I invite you to stop and consider your relationship to food.  Sometimes we eat for the calories, or lack thereof if we are trying to lose weight.  Sometimes we eat for pleasure—trying new recipes and combinations.  Sometimes we are trying to please other people. Maybe you have a picky eater in your family that you are trying to convince to try something or to have an experience that will open their mind and show them something new.  When we eat, we get calories that give us life, fiber that keeps things moving along, pleasure that makes us want to take another bite, and many times, relationships. 

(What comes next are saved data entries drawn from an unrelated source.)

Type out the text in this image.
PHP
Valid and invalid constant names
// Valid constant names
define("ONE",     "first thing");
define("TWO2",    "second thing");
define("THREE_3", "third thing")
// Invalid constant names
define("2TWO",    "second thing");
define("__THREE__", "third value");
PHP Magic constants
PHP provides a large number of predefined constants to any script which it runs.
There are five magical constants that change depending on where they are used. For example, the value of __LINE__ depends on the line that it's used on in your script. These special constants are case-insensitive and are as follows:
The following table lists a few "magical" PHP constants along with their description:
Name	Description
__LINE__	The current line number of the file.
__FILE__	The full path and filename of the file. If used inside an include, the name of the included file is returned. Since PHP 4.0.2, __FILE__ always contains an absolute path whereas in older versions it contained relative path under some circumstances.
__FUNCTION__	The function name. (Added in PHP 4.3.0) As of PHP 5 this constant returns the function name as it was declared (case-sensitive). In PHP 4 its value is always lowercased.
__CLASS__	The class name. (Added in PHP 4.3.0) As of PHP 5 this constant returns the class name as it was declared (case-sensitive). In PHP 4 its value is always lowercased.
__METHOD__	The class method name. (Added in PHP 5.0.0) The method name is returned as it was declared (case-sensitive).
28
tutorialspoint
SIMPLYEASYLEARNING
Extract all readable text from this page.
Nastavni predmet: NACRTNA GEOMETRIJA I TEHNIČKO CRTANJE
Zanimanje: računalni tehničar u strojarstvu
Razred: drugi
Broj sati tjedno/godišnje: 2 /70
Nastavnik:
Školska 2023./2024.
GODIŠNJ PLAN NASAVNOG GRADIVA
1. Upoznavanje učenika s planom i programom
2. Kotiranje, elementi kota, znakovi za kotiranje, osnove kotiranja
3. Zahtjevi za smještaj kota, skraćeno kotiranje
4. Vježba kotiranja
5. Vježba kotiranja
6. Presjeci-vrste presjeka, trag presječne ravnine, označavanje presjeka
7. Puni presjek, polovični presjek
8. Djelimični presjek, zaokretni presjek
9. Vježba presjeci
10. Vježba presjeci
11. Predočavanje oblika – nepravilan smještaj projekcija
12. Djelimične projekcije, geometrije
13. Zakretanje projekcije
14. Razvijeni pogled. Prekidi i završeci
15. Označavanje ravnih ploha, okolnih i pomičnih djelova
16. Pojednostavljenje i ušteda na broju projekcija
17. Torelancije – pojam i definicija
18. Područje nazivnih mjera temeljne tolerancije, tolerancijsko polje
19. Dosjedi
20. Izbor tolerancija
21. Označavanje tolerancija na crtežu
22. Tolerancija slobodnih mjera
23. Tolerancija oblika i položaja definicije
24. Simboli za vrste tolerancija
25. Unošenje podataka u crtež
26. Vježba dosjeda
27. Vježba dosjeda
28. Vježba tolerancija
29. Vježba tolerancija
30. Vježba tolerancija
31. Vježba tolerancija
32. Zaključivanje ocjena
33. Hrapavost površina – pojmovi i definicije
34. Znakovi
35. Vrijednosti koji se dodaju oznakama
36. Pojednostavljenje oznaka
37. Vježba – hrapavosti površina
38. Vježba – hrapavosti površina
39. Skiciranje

Food brings us into relationship with others.  Sometimes we have someone to cook for or eat with.  Sometimes it is the sharing of recipes that brings us together in community.  Sometimes we make a food that was passed down through our family or maybe we have a special memory of sharing a certain meal with loved ones.  My grandmother’s cinnamon roll recipe that was lost for close to 15 years was recently found.  Immediately, my dad, who never bakes, bought the ingredients, stirred them up, baked them, and had them cooling on his countertop.  I only saw the pictures on Facebook, but I could smell them through the internet.  I felt connected to my grandma and my family because my dad baked cinnamon rolls!  Food connects us.  And There is something empowering about eating, a physical empowerment to do the work in the world that Jesus teaches us to do, and the Spiritual connection with community and family that gives us the spiritual wherewithal to keep going. 

                 

                I pray that we would be nourished at Christ’s table, be connected to the body of Christ in all times and places in community, that we would receive the new life, the new teaching that Jesus is offering, that we would worship and serve God with our bodies and spirits, and that we would be empowered to give ourselves away and pour ourselves out so that others might know eternal life.